In such a configuration, when performing water treatment, the suction pump 7 and the blower 9 are operated, and the motor 14 is operated to rotate the membrane module 4 about its axis. Then, the filtered water generated by suction filtration is transferred to the membrane element 3, header 5B, hollow rotating shaft 12,
It is taken out of the tank via the rotary joint 15 and the pipe line 16.

At this time, as in the case of FIG.
The scale generated on the surface of the membrane element 3 is removed to some extent by the gas-liquid multiphase flow based on the air flow from the membrane element 3. Further, by rotating the membrane module 4, a flow velocity is generated on the surface of the membrane element 3, thereby removing scale. Note that this flow rate, that is, the relative velocity between the membrane element 3 and the liquid to be treated 2 is 0.3 to 3 m/s.
The degree is appropriate.

[0016] By effectively removing scale in this way, even if the water treatment equipment is operated for a long time, the generation of scale can be minimized, and the time until backwashing is required can be significantly shortened. It will be extended. Therefore, the number of work steps required for backwashing can be reduced, and a decrease in the operating rate of the apparatus due to backwashing can be effectively prevented.

[0017] Also, since there is less scale generation,
The amount of flux in the membrane module 4 can be increased,
Enables efficient driving. FIG. 3 shows a water treatment device according to another embodiment of the present invention.
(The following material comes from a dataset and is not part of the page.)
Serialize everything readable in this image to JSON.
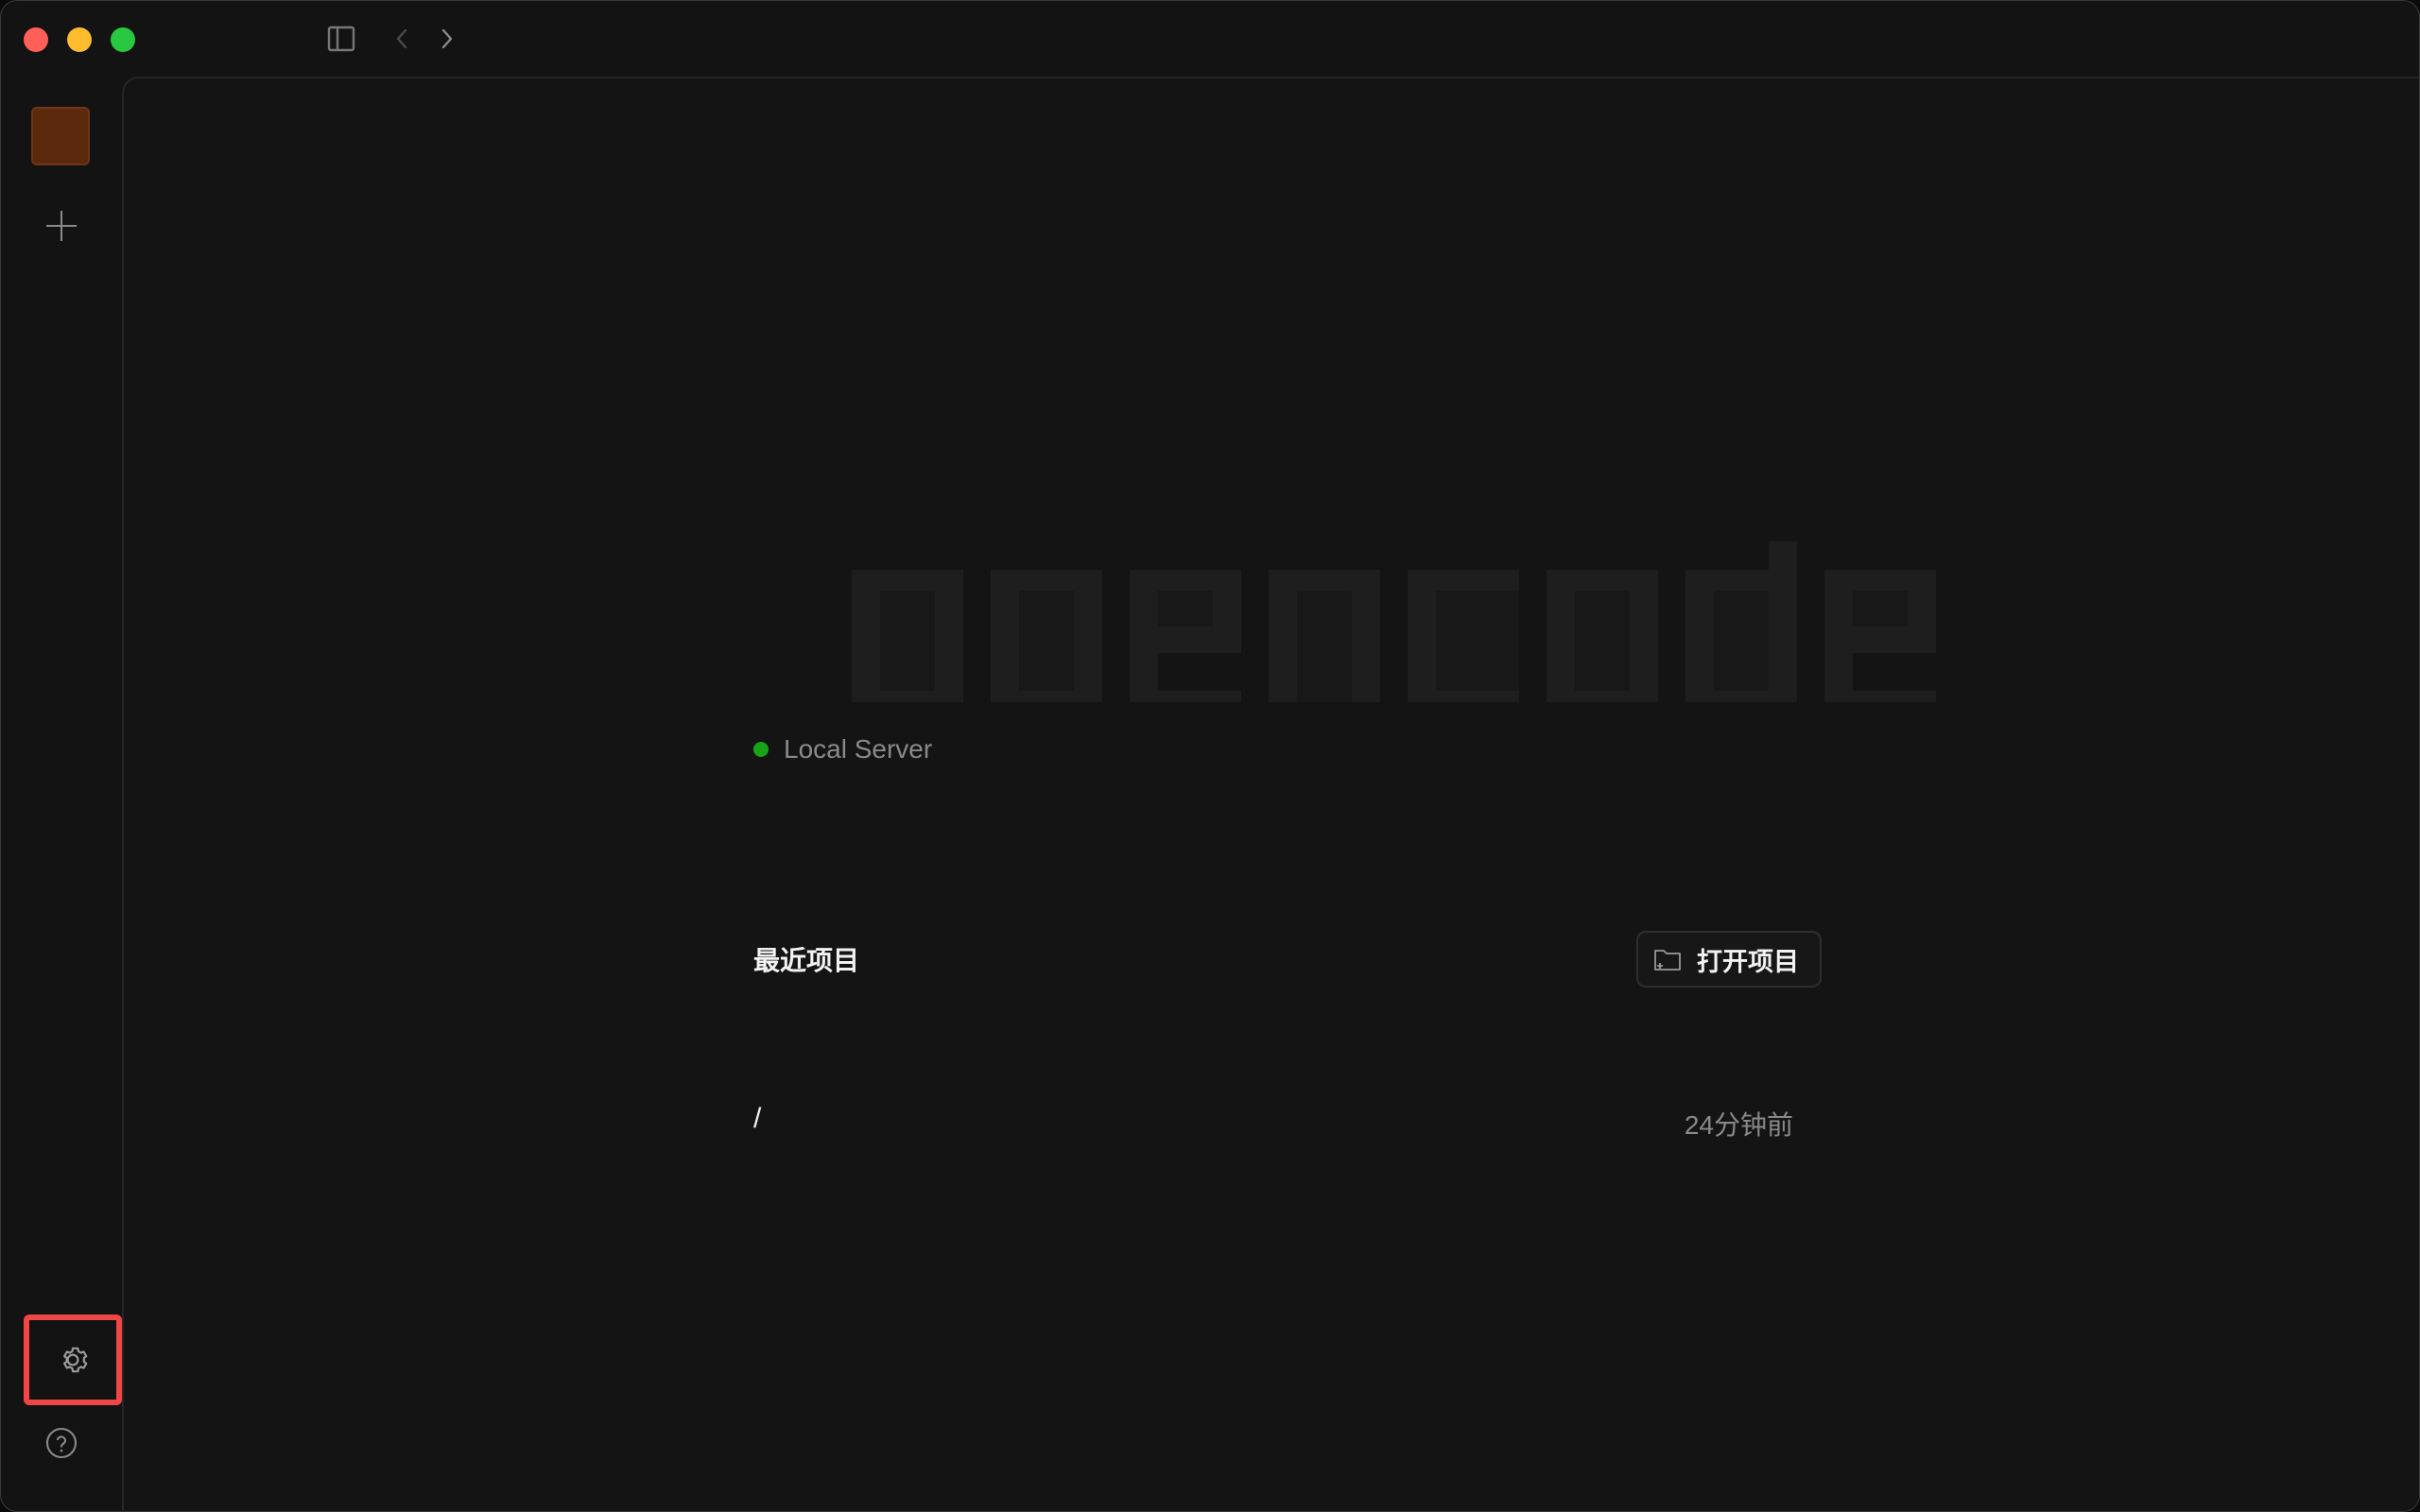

That is, in the embodiments shown in FIGS. 1 and 2, the membrane element 3 was arranged parallel to the axial direction of the membrane module 4, but here, the membrane element 3 is arranged parallel to the axial direction of the membrane module 4.
It is arranged in a twisted state so as to form an angle with the axis of the According to such a configuration, the membrane element 3 has an angle with respect to the direction perpendicular to the rotational direction of the membrane module 4, so that the liquid to be treated 2 flows in a complicated manner along the surface of the membrane element 3. . For this reason, scale removal is performed even better.

[0018]

As described above, according to the present invention, since the membrane module immersed in the liquid to be treated is rotated, a flow velocity can be applied to the surface of the membrane elements constituting the membrane module. The scale generated on the surface of the membrane element can be removed by this method. As a result, the occurrence of scale can be reduced and the time until backwashing becomes necessary can be significantly extended.

[Brief explanation of drawings]

FIG. 1 is a front view showing a schematic configuration of a water treatment apparatus according to an embodiment of the present invention.

FIG. 2 is a perspective view of the membrane module in FIG. 1;

FIG. 3 is a front view showing a schematic configuration of a water treatment device according to another embodiment of the present invention.

FIG. 4 is a front view showing a schematic configuration of a conventional water treatment device.

[Explanation of symbols]

2. Liquid to be treated 3. Membrane element 4 Membrane module 11, 12 Rotation axis 14 Motor

Claims (1)

[Claims] 1. A water filter comprising a membrane module having a membrane element capable of filtering a liquid to be treated and immersed in the liquid to be treated, and means for imparting rotation to the membrane module. Processing equipment.